When a head of state talks publicly about exterminating a people while the organs and agencies of the same state are busily carrying out mass murder, then the common-sense inference is that the mass murder is part of the extermination and the extermination is being carried out by mass murder. This common-sense inference is only reinforced by the statements of every intermediary in between Hitler and enlisted SS/Police men when they are heard referring to mass murder or extermination.
It is further reinforced by all other pieces of evidence which describe the killings across all the relevant sites, whether those pieces are Nazi documents, underground intelligence reports, contemporary eyewitness accounts, or later eyewitness accounts and interrogations, or the physical evidence, or the archaeology.
Hitler's Sportpalast speech is obviously going to be understood in the light of what the Nazis were actually doing at the time of the speech, and in the light of what they had just done.
And in turn, what the Nazis were actually doing in the regions, whether to the Warsaw ghetto, in eastern Galicia, in Weissruthenien, Volhynia or the Warthegau, is going to be confirmed by the fact that the head of state spoke of extermination in public at that time.
So actually, it's not about what happened to the Jews of Warsaw, even though that's a question you should be able to answer, given your evident Treblinka fixation.
It's about how a speech by Hitler fits into:
a) the pattern of statements in public and in secret by top Nazis and their subordinates referring to extermination, killing, liquidation, death and the bumping-off of Jews
b) the pattern of Nazi actions in the same time-frame as the speech
I don't think anyone sane would agree that you can separate Hitler's speech from that contemporary context and pretend that it doesn't refer to what is going on.
The conclusion is therefore rather firm. Hitler's speech refers to Nazi actions at the time, and Nazi actions at the time were being carried out in accordance with the goals laid out in Hitler's speech, i.e. extermination. This conclusion sits in a spider's web of evidence which points in the same direction.
You can try and challenge this conclusion however you like. I don't think you'll come up with a convincing challenge, but one challenge that would revise our understanding is showing that the Jews of Warsaw did not die at Treblinka. This would falsify our understanding of the Final Solution and of Nazi intentions, since it would visibly contradict the conventionally accepted explanation. And it might lead us to revise our understanding of what Hitler meant when he spoke of extermination.

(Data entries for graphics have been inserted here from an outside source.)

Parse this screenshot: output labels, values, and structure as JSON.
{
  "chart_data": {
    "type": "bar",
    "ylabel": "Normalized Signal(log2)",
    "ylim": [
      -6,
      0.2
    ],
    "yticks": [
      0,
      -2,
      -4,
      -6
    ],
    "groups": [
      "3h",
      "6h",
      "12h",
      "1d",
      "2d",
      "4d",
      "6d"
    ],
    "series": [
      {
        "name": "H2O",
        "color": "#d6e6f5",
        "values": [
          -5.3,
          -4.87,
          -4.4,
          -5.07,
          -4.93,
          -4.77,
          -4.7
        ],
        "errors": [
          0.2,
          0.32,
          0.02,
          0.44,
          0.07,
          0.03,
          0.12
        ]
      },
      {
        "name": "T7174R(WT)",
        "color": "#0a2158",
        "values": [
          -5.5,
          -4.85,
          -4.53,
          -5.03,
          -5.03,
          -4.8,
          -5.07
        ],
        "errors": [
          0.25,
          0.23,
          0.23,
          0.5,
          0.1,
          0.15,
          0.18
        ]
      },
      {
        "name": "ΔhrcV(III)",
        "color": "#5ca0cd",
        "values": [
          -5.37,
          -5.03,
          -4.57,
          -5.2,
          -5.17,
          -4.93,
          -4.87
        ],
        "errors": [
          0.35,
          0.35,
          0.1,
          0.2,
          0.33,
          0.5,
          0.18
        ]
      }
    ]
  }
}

Because the conclusion about Hitler's speech is supported by evidence from the Warthegau, Volhynia, Weissruthenien and eastern Galicia, then nitpicking and obfuscating about mass graves at Treblinka isn't going to get you very far. Something more dramatic is needed to break the circle.
That something is clearly proof of life. Nothing else will by this stage make people listen to you and accept what you're saying. That's a view which has been echoed and restated by god knows how many people in this thread.